Die Aktien der britischen Post Royal Mail werden beim Börsengang am kommenden Dienstag zum Preis von 330 Pence (3,89 Euro) an den Start gehen. Das gab die Regierung als Eigentümer des bisherigen Staatsunternehmens am Donnerstag nach Börsenschluss in London bekannt.

Aktien der britischen Royal Mail kosten 330 Pence
Andy Rain Aktien der britischen Royal Mail kosten 330 Pence

Der Preis liegt am oberen Ende der Spanne. Der Unternehmenswert der Royal Mail wurde damit auf 3,3 Milliarden Pfund taxiert.

Der eingeschränkte Handel für die Papiere beginnt für institutionelle Anleger wie Banken und Versicherungen bereits am Freitag. 33 Prozent der Anteile sollen Kleinanlegern vorbehalten sein. Der Ansturm auf die Papiere innerhalb der Zeichnungsfrist war groß - die Papiere waren nach Regierungsangaben siebenfach überzeichnet. Die Regierung hat bei der Vergabe der Aktien an Kleinanleger noch einmal nachgebessert.

Wer sich um das vorgegebene Minium von Aktien im Wert von 750 Pfund beworben hatte, wird in vollem Umfang bedacht. Wer sich für Aktien im Wert von bis zu 10 000 Pfund bemüht hatte, bekommt ebenfalls Papiere im Wert von 750 Pfund. Größere Bestellungen wurden nicht berücksichtigt. Ungeachtet dessen gehen aber nur der kleinere Teil der Aktien an Kleinanleger, der größere Teil der Papiere dagegen an institutionelle Anleger wie Banken, Versicherungen oder Hedge Fonds. 10 Prozent werden für Mitarbeiter zurückgehalten.

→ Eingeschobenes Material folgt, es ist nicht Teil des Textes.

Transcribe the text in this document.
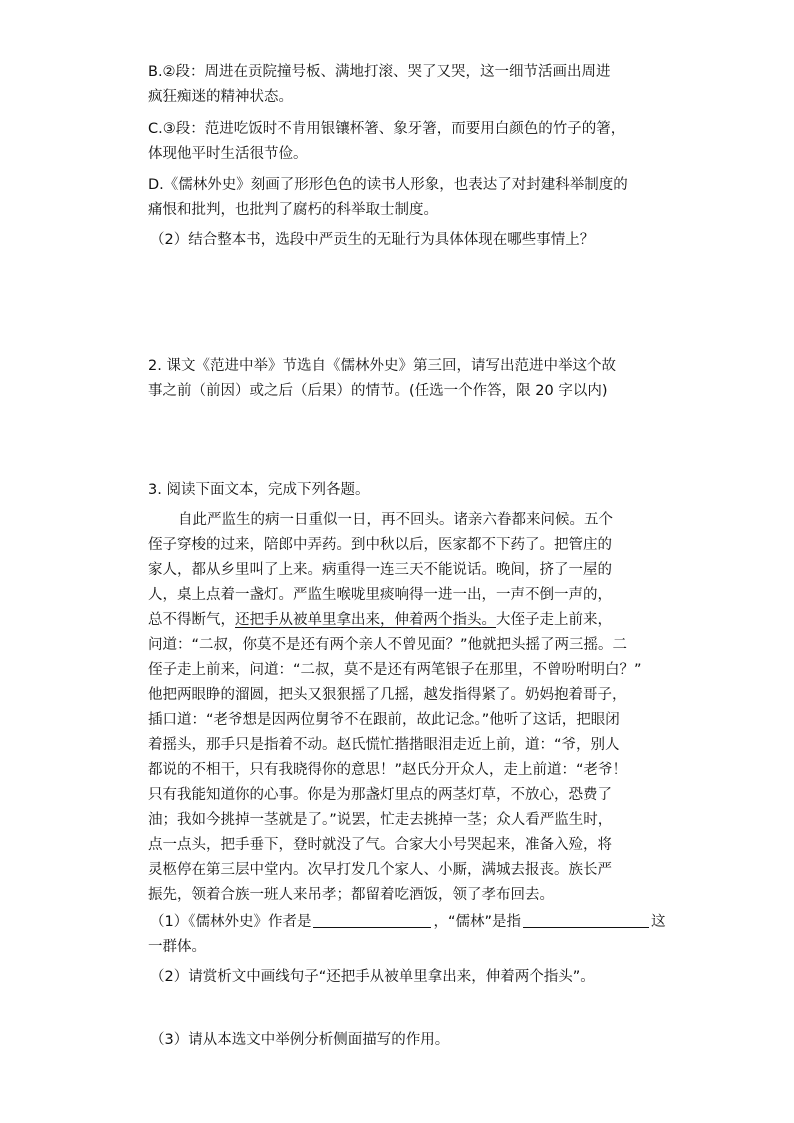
B.②段：周进在贡院撞号板、满地打滚、哭了又哭，这一细节活画出周进
疯狂痴迷的精神状态。
C.③段：范进吃饭时不肯用银镶杯箸、象牙箸，而要用白颜色的竹子的箸，
体现他平时生活很节俭。
D.《儒林外史》刻画了形形色色的读书人形象，也表达了对封建科举制度的
痛恨和批判，也批判了腐朽的科举取士制度。
（2）结合整本书，选段中严贡生的无耻行为具体体现在哪些事情上？
2. 课文《范进中举》节选自《儒林外史》第三回，请写出范进中举这个故
事之前（前因）或之后（后果）的情节。(任选一个作答，限 20 字以内)
3. 阅读下面文本，完成下列各题。
自此严监生的病一日重似一日，再不回头。诸亲六眷都来问候。五个
侄子穿梭的过来，陪郎中弄药。到中秋以后，医家都不下药了。把管庄的
家人，都从乡里叫了上来。病重得一连三天不能说话。晚间，挤了一屋的
人，桌上点着一盏灯。严监生喉咙里痰响得一进一出，一声不倒一声的，
总不得断气，还把手从被单里拿出来，伸着两个指头。大侄子走上前来，
问道：“二叔，你莫不是还有两个亲人不曾见面？”他就把头摇了两三摇。二
侄子走上前来，问道：“二叔，莫不是还有两笔银子在那里，不曾吩咐明白？”
他把两眼睁的溜圆，把头又狠狠摇了几摇，越发指得紧了。奶妈抱着哥子，
插口道：“老爷想是因两位舅爷不在跟前，故此记念。”他听了这话，把眼闭
着摇头，那手只是指着不动。赵氏慌忙揩揩眼泪走近上前，道：“爷，别人
都说的不相干，只有我晓得你的意思！”赵氏分开众人，走上前道：“老爷！
只有我能知道你的心事。你是为那盏灯里点的两茎灯草，不放心，恐费了
油；我如今挑掉一茎就是了。”说罢，忙走去挑掉一茎；众人看严监生时，
点一点头，把手垂下，登时就没了气。合家大小号哭起来，准备入殓，将
灵柩停在第三层中堂内。次早打发几个家人、小厮，满城去报丧。族长严
振先，领着合族一班人来吊孝；都留着吃酒饭，领了孝布回去。
（1）《儒林外史》作者是	，“儒林”是指	这
一群体。
（2）请赏析文中画线句子“还把手从被单里拿出来，伸着两个指头”。
（3）请从本选文中举例分析侧面描写的作用。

Die Regierung wird mit der Privatisierung von mehr als 52 Prozent der Anteile an der Royal Mail rund 1,72 Milliarden Pfund in die Staatskasse spülen. Die Labour-Opposition hatte kritisiert, es hätte deutlich mehr erlöst werden können. Die Regierung habe die Spanne für den Ausgabepreis zu niedrig angesetzt.